En m’approchant plus près du tableau je distinguai comme de petits os et là aussi une odeur que je n’arrivais ou que je ne voulais distinguer heurta mon odorat.

« Ce sont des os de ????… »

« Lapins qui symbolisent les victimes de l’attentat. »

« Et la couleur brûnit des tours ?

« Mes excréments que j’ai étalé et qui en séchant ont pris cette belle teinte brûlée. C’est exactement la couleur que je recherchais et symboliquement c’est tout ce que je pense du pouvoir impérialiste détenu par le gouvernement américain sur le monde. Une bonne baffe à ces enculés »

Oooops. Je reculais doucement affublé d’un sourire benêt. Et je me dirigeai en reculant vers la porte de sortie.

En s’avançant vers moi :

« Qu’est-ce que tu fais ? »

« Qui ? Moi ? Rien ! Je me suis souvenu (tout en regardant ma montre) que j’avais un rendez-vous. Que j’ai complètement oublié. »

Je devais être arrivé vers 14 heures et je constatai qu’il était 15 heures passées. J’étais plongé dans la quatrième dimension. Hors temps, hors espace. Et surtout qui savait que je me trouvais là ? Nobody. Aie !! Mauvais temps Cyril.!!

Menaçant :

« Tu vas pas me la faire. Tu me prends pour un con ! »

« Ah non alors. C’est vraiment pas de moi çà. Je t’assure. J’en ai tout au plus pour…. Pfffoua une heure au grand maximum »

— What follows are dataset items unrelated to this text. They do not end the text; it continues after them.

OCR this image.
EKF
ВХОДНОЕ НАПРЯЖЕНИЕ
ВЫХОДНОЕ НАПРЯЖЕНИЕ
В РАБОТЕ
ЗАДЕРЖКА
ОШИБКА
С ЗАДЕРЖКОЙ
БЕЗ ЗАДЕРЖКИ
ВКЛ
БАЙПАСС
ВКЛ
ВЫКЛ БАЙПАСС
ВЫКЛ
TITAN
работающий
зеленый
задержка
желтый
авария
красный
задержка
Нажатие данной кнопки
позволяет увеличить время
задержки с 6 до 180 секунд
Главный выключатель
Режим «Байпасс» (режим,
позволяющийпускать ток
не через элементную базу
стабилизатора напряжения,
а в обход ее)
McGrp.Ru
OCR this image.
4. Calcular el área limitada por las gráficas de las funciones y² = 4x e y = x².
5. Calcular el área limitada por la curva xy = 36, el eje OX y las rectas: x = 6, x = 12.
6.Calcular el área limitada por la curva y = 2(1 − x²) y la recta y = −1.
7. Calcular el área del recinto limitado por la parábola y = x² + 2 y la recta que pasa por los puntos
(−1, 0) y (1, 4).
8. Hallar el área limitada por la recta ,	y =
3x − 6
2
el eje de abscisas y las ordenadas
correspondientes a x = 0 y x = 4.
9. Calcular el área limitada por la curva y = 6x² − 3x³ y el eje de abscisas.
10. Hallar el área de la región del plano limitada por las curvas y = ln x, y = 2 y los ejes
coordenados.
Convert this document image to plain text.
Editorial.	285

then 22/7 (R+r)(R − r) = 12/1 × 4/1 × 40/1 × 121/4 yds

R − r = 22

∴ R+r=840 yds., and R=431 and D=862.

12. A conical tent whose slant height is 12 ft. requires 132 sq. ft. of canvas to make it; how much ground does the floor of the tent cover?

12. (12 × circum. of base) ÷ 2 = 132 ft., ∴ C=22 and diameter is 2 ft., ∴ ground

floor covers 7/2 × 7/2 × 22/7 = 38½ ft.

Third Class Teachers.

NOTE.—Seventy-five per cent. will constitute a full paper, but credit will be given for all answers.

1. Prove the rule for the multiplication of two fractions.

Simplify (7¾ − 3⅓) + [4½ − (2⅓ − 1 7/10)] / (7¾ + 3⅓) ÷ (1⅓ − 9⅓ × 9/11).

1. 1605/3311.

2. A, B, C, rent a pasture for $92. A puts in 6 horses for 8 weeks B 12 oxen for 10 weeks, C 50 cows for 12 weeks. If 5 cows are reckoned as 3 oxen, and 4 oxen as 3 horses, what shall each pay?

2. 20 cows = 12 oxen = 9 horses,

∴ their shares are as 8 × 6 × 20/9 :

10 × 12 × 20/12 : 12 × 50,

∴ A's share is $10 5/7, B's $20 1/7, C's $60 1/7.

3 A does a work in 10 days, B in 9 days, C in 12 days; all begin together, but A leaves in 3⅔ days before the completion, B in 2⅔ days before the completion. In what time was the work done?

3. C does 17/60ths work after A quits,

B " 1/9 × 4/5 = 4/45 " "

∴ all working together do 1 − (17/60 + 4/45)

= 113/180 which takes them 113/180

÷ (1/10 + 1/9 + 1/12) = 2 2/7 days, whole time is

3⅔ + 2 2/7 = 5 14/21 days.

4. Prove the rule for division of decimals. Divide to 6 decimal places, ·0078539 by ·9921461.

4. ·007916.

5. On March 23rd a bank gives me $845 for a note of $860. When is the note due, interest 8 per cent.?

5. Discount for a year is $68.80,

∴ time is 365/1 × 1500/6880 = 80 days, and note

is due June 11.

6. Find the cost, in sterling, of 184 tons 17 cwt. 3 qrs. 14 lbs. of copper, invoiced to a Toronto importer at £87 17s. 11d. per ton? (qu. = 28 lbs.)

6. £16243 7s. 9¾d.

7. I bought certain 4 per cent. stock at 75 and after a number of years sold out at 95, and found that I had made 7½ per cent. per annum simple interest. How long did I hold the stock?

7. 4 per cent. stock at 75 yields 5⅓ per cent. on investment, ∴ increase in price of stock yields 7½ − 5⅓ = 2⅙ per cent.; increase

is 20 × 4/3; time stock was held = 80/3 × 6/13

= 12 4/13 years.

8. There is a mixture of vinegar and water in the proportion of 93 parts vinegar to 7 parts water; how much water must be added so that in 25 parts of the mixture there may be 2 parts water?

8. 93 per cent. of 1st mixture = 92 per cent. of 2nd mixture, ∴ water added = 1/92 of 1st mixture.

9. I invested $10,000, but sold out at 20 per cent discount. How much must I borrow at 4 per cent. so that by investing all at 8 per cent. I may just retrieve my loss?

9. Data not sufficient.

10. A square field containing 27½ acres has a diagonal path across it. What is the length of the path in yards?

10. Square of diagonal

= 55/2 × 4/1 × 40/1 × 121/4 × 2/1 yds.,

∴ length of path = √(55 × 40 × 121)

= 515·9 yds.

« Tu y vas APRES, à ton rendez-vous »

« Je suis déjà en retard. Je te promets. Je reviens tout de suite après. T’as vu on a bien discuté. Je te trouve très intéressant. On aura plus de temps comme çà… »

Il s’est approché de moi. A plongé son regard dans le mien et à dit :

« Ok. Tu m’as l’air honnête »

Il m’a presque fait pitié quand il a ajouté.

« Tu es le premier qui s’intéresse à ce que je fais. »

Tout en ouvrant la porte, pour me laisser sortir il a ajouté :

« Promis ? Tu reviens ? »

De mon air le plus convainquant :

« Tu peux me faire confiance. A tout à l’heure Omar. »

Sourire aux lèvres :

« Non pas Omar…Marc. A tout à l’heure Cyril »

Arrivé au bas de l’immeuble, il m’interpella de son balcon avec toujours ce même sourire béat :

« A tout à l’heure Cyril ».

Je lui fis un furtif et rapide signe de la main. Je mis mon casque, enfourcha mon bolide et parti sur les chapeaux de roues pour ne plus jamais revenir.

Je connaissais bien cet immeuble pour y passer devant tous les jours afin de me rendre sur mon lieu de travail.

Quelques mois plus tard, je vis des camions de pompiers au bas de l’immeuble d’Omar et il me semblait que son appartement était la proie des flammes. Plus tard, je pus lire dans le journal, qu’un homme d’une trentaine d’année d’origine marocaine avait trouvé la mort dans l’incendie qui ravagea l’appartement qu’il occupait et dont l’origine restait à ce jour inconnue… Ironie du sort.